Cython extension types don't support this pattern. You should just set the
defaults in the constructor. If you don't set defaults for a ``cdef`` attribute then
they'll be set to an "empty" value (``None`` for Python object attributes).

.. _automatic_conversion_pitfalls:

Pitfalls of automatic type conversions
--------------------------------------

Cython automatically generates type conversions between certain C/C++ types and Python types.
These are often undesirable.

First we should look at what conversions Cython generates:

* C ``struct`` to/from Python ``dict`` - if all elements of a ``struct`` are themselves 
  convertible to a Python object, then the ``struct`` will be converted to a Python 
  ``dict`` if returned from a function that returns a Python object::
  
    # taken from the Cython documentation
    cdef struct Grail:
        int age
        float volume
       
    def get_grail():
        cdef Grail g
        g.age = 100
        g.volume = 2.5
        return g
        
    print(get_grail())
    # prints something similar to:
    # {'age': 100, 'volume': 2.5}
    
* C++ standard library containers
  :ref:`to/from their Python equivalent <stl_types>`. A common pattern is to use
  a ``def`` function with an argument typed as ``std::vector``. This will be auto-converted
  from a Python list::
  
    from libcpp.vector cimport vector
  
    def print_list(vector[int] x):
        for xi in x:
            print(x)

Most of these conversions should work both ways.

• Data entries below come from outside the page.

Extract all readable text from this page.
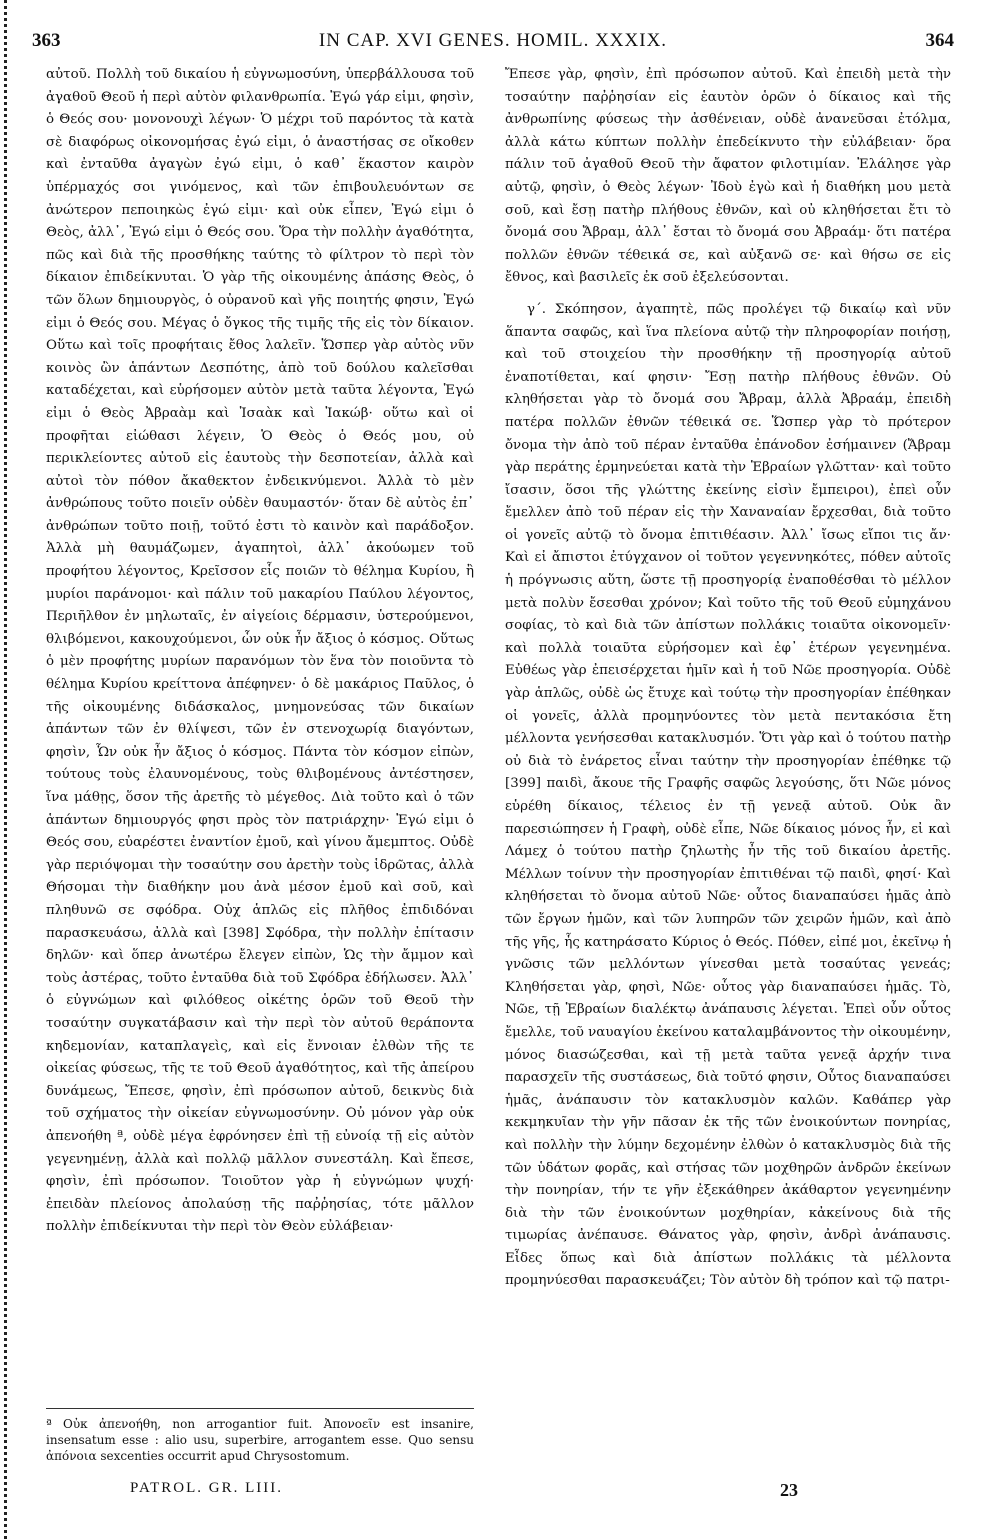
363	IN CAP. XVI GENES. HOMIL. XXXIX.	364

αὐτοῦ. Πολλὴ τοῦ δικαίου ἡ εὐγνωμοσύνη, ὑπερβάλλουσα τοῦ ἀγαθοῦ Θεοῦ ἡ περὶ αὐτὸν φιλανθρωπία. Ἐγώ γάρ εἰμι, φησὶν, ὁ Θεός σου· μονονουχὶ λέγων· Ὁ μέχρι τοῦ παρόντος τὰ κατὰ σὲ διαφόρως οἰκονομήσας ἐγώ εἰμι, ὁ ἀναστήσας σε οἴκοθεν καὶ ἐνταῦθα ἀγαγὼν ἐγώ εἰμι, ὁ καθ᾽ ἕκαστον καιρὸν ὑπέρμαχός σοι γινόμενος, καὶ τῶν ἐπιβουλευόντων σε ἀνώτερον πεποιηκὼς ἐγώ εἰμι· καὶ οὐκ εἶπεν, Ἐγώ εἰμι ὁ Θεὸς, ἀλλ᾽, Ἐγώ εἰμι ὁ Θεός σου. Ὅρα τὴν πολλὴν ἀγαθότητα, πῶς καὶ διὰ τῆς προσθήκης ταύτης τὸ φίλτρον τὸ περὶ τὸν δίκαιον ἐπιδείκνυται. Ὁ γὰρ τῆς οἰκουμένης ἁπάσης Θεὸς, ὁ τῶν ὅλων δημιουργὸς, ὁ οὐρανοῦ καὶ γῆς ποιητής φησιν, Ἐγώ εἰμι ὁ Θεός σου. Μέγας ὁ ὄγκος τῆς τιμῆς τῆς εἰς τὸν δίκαιον. Οὕτω καὶ τοῖς προφήταις ἔθος λαλεῖν. Ὥσπερ γὰρ αὐτὸς νῦν κοινὸς ὢν ἁπάντων Δεσπότης, ἀπὸ τοῦ δούλου καλεῖσθαι καταδέχεται, καὶ εὑρήσομεν αὐτὸν μετὰ ταῦτα λέγοντα, Ἐγώ εἰμι ὁ Θεὸς Ἀβραὰμ καὶ Ἰσαὰκ καὶ Ἰακώβ· οὕτω καὶ οἱ προφῆται εἰώθασι λέγειν, Ὁ Θεὸς ὁ Θεός μου, οὐ περικλείοντες αὐτοῦ εἰς ἑαυτοὺς τὴν δεσποτείαν, ἀλλὰ καὶ αὐτοὶ τὸν πόθον ἄκαθεκτον ἐνδεικνύμενοι. Ἀλλὰ τὸ μὲν ἀνθρώπους τοῦτο ποιεῖν οὐδὲν θαυμαστόν· ὅταν δὲ αὐτὸς ἐπ᾽ ἀνθρώπων τοῦτο ποιῇ, τοῦτό ἐστι τὸ καινὸν καὶ παράδοξον. Ἀλλὰ μὴ θαυμάζωμεν, ἀγαπητοὶ, ἀλλ᾽ ἀκούωμεν τοῦ προφήτου λέγοντος, Κρεῖσσον εἷς ποιῶν τὸ θέλημα Κυρίου, ἢ μυρίοι παράνομοι· καὶ πάλιν τοῦ μακαρίου Παύλου λέγοντος, Περιῆλθον ἐν μηλωταῖς, ἐν αἰγείοις δέρμασιν, ὑστερούμενοι, θλιβόμενοι, κακουχούμενοι, ὧν οὐκ ἦν ἄξιος ὁ κόσμος. Οὕτως ὁ μὲν προφήτης μυρίων παρανόμων τὸν ἕνα τὸν ποιοῦντα τὸ θέλημα Κυρίου κρείττονα ἀπέφηνεν· ὁ δὲ μακάριος Παῦλος, ὁ τῆς οἰκουμένης διδάσκαλος, μνημονεύσας τῶν δικαίων ἁπάντων τῶν ἐν θλίψεσι, τῶν ἐν στενοχωρίᾳ διαγόντων, φησὶν, Ὧν οὐκ ἦν ἄξιος ὁ κόσμος. Πάντα τὸν κόσμον εἰπὼν, τούτους τοὺς ἐλαυνομένους, τοὺς θλιβομένους ἀντέστησεν, ἵνα μάθῃς, ὅσον τῆς ἀρετῆς τὸ μέγεθος. Διὰ τοῦτο καὶ ὁ τῶν ἁπάντων δημιουργός φησι πρὸς τὸν πατριάρχην· Ἐγώ εἰμι ὁ Θεός σου, εὐαρέστει ἐναντίον ἐμοῦ, καὶ γίνου ἄμεμπτος. Οὐδὲ γὰρ περιόψομαι τὴν τοσαύτην σου ἀρετὴν τοὺς ἱδρῶτας, ἀλλὰ Θήσομαι τὴν διαθήκην μου ἀνὰ μέσον ἐμοῦ καὶ σοῦ, καὶ πληθυνῶ σε σφόδρα. Οὐχ ἁπλῶς εἰς πλῆθος ἐπιδιδόναι παρασκευάσω, ἀλλὰ καὶ [398] Σφόδρα, τὴν πολλὴν ἐπίτασιν δηλῶν· καὶ ὅπερ ἀνωτέρω ἔλεγεν εἰπὼν, Ὡς τὴν ἄμμον καὶ τοὺς ἀστέρας, τοῦτο ἐνταῦθα διὰ τοῦ Σφόδρα ἐδήλωσεν. Ἀλλ᾽ ὁ εὐγνώμων καὶ φιλόθεος οἰκέτης ὁρῶν τοῦ Θεοῦ τὴν τοσαύτην συγκατάβασιν καὶ τὴν περὶ τὸν αὐτοῦ θεράποντα κηδεμονίαν, καταπλαγεὶς, καὶ εἰς ἔννοιαν ἐλθὼν τῆς τε οἰκείας φύσεως, τῆς τε τοῦ Θεοῦ ἀγαθότητος, καὶ τῆς ἀπείρου δυνάμεως, Ἔπεσε, φησὶν, ἐπὶ πρόσωπον αὐτοῦ, δεικνὺς διὰ τοῦ σχήματος τὴν οἰκείαν εὐγνωμοσύνην. Οὐ μόνον γὰρ οὐκ ἀπενοήθη ª, οὐδὲ μέγα ἐφρόνησεν ἐπὶ τῇ εὐνοίᾳ τῇ εἰς αὐτὸν γεγενημένῃ, ἀλλὰ καὶ πολλῷ μᾶλλον συνεστάλη. Καὶ ἔπεσε, φησὶν, ἐπὶ πρόσωπον. Τοιοῦτον γὰρ ἡ εὐγνώμων ψυχή· ἐπειδὰν πλείονος ἀπολαύσῃ τῆς παῤῥησίας, τότε μᾶλλον πολλὴν ἐπιδείκνυται τὴν περὶ τὸν Θεὸν εὐλάβειαν·

Ἔπεσε γὰρ, φησὶν, ἐπὶ πρόσωπον αὐτοῦ. Καὶ ἐπειδὴ μετὰ τὴν τοσαύτην παῤῥησίαν εἰς ἑαυτὸν ὁρῶν ὁ δίκαιος καὶ τῆς ἀνθρωπίνης φύσεως τὴν ἀσθένειαν, οὐδὲ ἀνανεῦσαι ἐτόλμα, ἀλλὰ κάτω κύπτων πολλὴν ἐπεδείκνυτο τὴν εὐλάβειαν· ὅρα πάλιν τοῦ ἀγαθοῦ Θεοῦ τὴν ἄφατον φιλοτιμίαν. Ἐλάλησε γὰρ αὐτῷ, φησὶν, ὁ Θεὸς λέγων· Ἰδοὺ ἐγὼ καὶ ἡ διαθήκη μου μετὰ σοῦ, καὶ ἔσῃ πατὴρ πλήθους ἐθνῶν, καὶ οὐ κληθήσεται ἔτι τὸ ὄνομά σου Ἄβραμ, ἀλλ᾽ ἔσται τὸ ὄνομά σου Ἀβραάμ· ὅτι πατέρα πολλῶν ἐθνῶν τέθεικά σε, καὶ αὐξανῶ σε· καὶ θήσω σε εἰς ἔθνος, καὶ βασιλεῖς ἐκ σοῦ ἐξελεύσονται.

γ΄. Σκόπησον, ἀγαπητὲ, πῶς προλέγει τῷ δικαίῳ καὶ νῦν ἅπαντα σαφῶς, καὶ ἵνα πλείονα αὐτῷ τὴν πληροφορίαν ποιήσῃ, καὶ τοῦ στοιχείου τὴν προσθήκην τῇ προσηγορίᾳ αὐτοῦ ἐναποτίθεται, καί φησιν· Ἔσῃ πατὴρ πλήθους ἐθνῶν. Οὐ κληθήσεται γὰρ τὸ ὄνομά σου Ἄβραμ, ἀλλὰ Ἀβραάμ, ἐπειδὴ πατέρα πολλῶν ἐθνῶν τέθεικά σε. Ὥσπερ γὰρ τὸ πρότερον ὄνομα τὴν ἀπὸ τοῦ πέραν ἐνταῦθα ἐπάνοδον ἐσήμαινεν (Ἄβραμ γὰρ περάτης ἑρμηνεύεται κατὰ τὴν Ἑβραίων γλῶτταν· καὶ τοῦτο ἴσασιν, ὅσοι τῆς γλώττης ἐκείνης εἰσὶν ἔμπειροι), ἐπεὶ οὖν ἔμελλεν ἀπὸ τοῦ πέραν εἰς τὴν Χαναναίαν ἔρχεσθαι, διὰ τοῦτο οἱ γονεῖς αὐτῷ τὸ ὄνομα ἐπιτιθέασιν. Ἀλλ᾽ ἴσως εἴποι τις ἄν· Καὶ εἰ ἄπιστοι ἐτύγχανον οἱ τοῦτον γεγεννηκότες, πόθεν αὐτοῖς ἡ πρόγνωσις αὕτη, ὥστε τῇ προσηγορίᾳ ἐναποθέσθαι τὸ μέλλον μετὰ πολὺν ἔσεσθαι χρόνον; Καὶ τοῦτο τῆς τοῦ Θεοῦ εὐμηχάνου σοφίας, τὸ καὶ διὰ τῶν ἀπίστων πολλάκις τοιαῦτα οἰκονομεῖν· καὶ πολλὰ τοιαῦτα εὑρήσομεν καὶ ἐφ᾽ ἑτέρων γεγενημένα. Εὐθέως γὰρ ἐπεισέρχεται ἡμῖν καὶ ἡ τοῦ Νῶε προσηγορία. Οὐδὲ γὰρ ἁπλῶς, οὐδὲ ὡς ἔτυχε καὶ τούτῳ τὴν προσηγορίαν ἐπέθηκαν οἱ γονεῖς, ἀλλὰ προμηνύοντες τὸν μετὰ πεντακόσια ἔτη μέλλοντα γενήσεσθαι κατακλυσμόν. Ὅτι γὰρ καὶ ὁ τούτου πατὴρ οὐ διὰ τὸ ἐνάρετος εἶναι ταύτην τὴν προσηγορίαν ἐπέθηκε τῷ [399] παιδὶ, ἄκουε τῆς Γραφῆς σαφῶς λεγούσης, ὅτι Νῶε μόνος εὑρέθη δίκαιος, τέλειος ἐν τῇ γενεᾷ αὐτοῦ. Οὐκ ἂν παρεσιώπησεν ἡ Γραφὴ, οὐδὲ εἶπε, Νῶε δίκαιος μόνος ἦν, εἰ καὶ Λάμεχ ὁ τούτου πατὴρ ζηλωτὴς ἦν τῆς τοῦ δικαίου ἀρετῆς. Μέλλων τοίνυν τὴν προσηγορίαν ἐπιτιθέναι τῷ παιδὶ, φησί· Καὶ κληθήσεται τὸ ὄνομα αὐτοῦ Νῶε· οὗτος διαναπαύσει ἡμᾶς ἀπὸ τῶν ἔργων ἡμῶν, καὶ τῶν λυπηρῶν τῶν χειρῶν ἡμῶν, καὶ ἀπὸ τῆς γῆς, ἧς κατηράσατο Κύριος ὁ Θεός. Πόθεν, εἰπέ μοι, ἐκεῖνῳ ἡ γνῶσις τῶν μελλόντων γίνεσθαι μετὰ τοσαύτας γενεάς; Κληθήσεται γὰρ, φησὶ, Νῶε· οὗτος γὰρ διαναπαύσει ἡμᾶς. Τὸ, Νῶε, τῇ Ἑβραίων διαλέκτῳ ἀνάπαυσις λέγεται. Ἐπεὶ οὖν οὗτος ἔμελλε, τοῦ ναυαγίου ἐκείνου καταλαμβάνοντος τὴν οἰκουμένην, μόνος διασώζεσθαι, καὶ τῇ μετὰ ταῦτα γενεᾷ ἀρχήν τινα παρασχεῖν τῆς συστάσεως, διὰ τοῦτό φησιν, Οὗτος διαναπαύσει ἡμᾶς, ἀνάπαυσιν τὸν κατακλυσμὸν καλῶν. Καθάπερ γὰρ κεκμηκυῖαν τὴν γῆν πᾶσαν ἐκ τῆς τῶν ἐνοικούντων πονηρίας, καὶ πολλὴν τὴν λύμην δεχομένην ἐλθὼν ὁ κατακλυσμὸς διὰ τῆς τῶν ὑδάτων φορᾶς, καὶ στήσας τῶν μοχθηρῶν ἀνδρῶν ἐκείνων τὴν πονηρίαν, τήν τε γῆν ἐξεκάθηρεν ἀκάθαρτον γεγενημένην διὰ τὴν τῶν ἐνοικούντων μοχθηρίαν, κἀκείνους διὰ τῆς τιμωρίας ἀνέπαυσε. Θάνατος γὰρ, φησὶν, ἀνδρὶ ἀνάπαυσις. Εἶδες ὅπως καὶ διὰ ἀπίστων πολλάκις τὰ μέλλοντα προμηνύεσθαι παρασκευάζει; Τὸν αὐτὸν δὴ τρόπον καὶ τῷ πατρι-

ª Οὐκ ἀπενοήθη, non arrogantior fuit. Ἀπονοεῖν est insanire, insensatum esse : alio usu, superbire, arrogantem esse. Quo sensu ἀπόνοια sexcenties occurrit apud Chrysostomum.
PATROL. GR. LIII.	23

They have a couple of non-obvious downsides.

The conversion isn't free
^^^^^^^^^^^^^^^^^^^^^^^^^

Especially for the C++ container conversions. Consider the ``print_list`` function above. The
function is appealing because iteration over the vector is faster than iteration over a Python
list. However, Cython must iterate over *each element* of your input list, checking that it is
something convertible to a C integer. Therefore, you haven't actually saved yourself any time -
you've just hidden the "expensive" loop in a function signature.

These conversions may be worthwhile if you're doing sufficient work inside your function.
You should also consider also having a single place in your Cython code where the conversion 
happens as your interface to Python, then keeping the type as the C++ type and working on it
across multiple Cython functions.

In many cases it might be better to type your function with a 1D typed memoryview (``int[:]``)
and pass in an ``array.array`` or a Numpy array instead of using a C++ vector.

Changes do not propagate back
^^^^^^^^^^^^^^^^^^^^^^^^^^^^^

Especially to attributes of ``cdef classes`` exposed to Python via properties (including
via ``cdef public`` attributes).

For example::

    from libcpp.vector cimport vector

    cdef class VecHolder:
        def __init__(self, max):
             self.value = list(range(max))  # just fill it for demo purposes
    
        cdef public vector[double] values

then from Python::

    vh = VecHolder(5)
    print(vh.values)
    # Output: [ 0, 1, 2, 3, 4 ]
    
    vh.values[0] = 100
    print(vh.values)
    # Output: [ 0, 1, 2, 3, 4 ]
    
    # However you can re-assign it completely
    vh.values = []
    print(vh.values)
    # Output: []
    
Essentially your Python code modifies the ``list`` that is returned to it an not the underlying
``vector`` used to generate the ``list``. This is sufficiently non-intuitive that I really
recommend against exposing convertible types as attributes!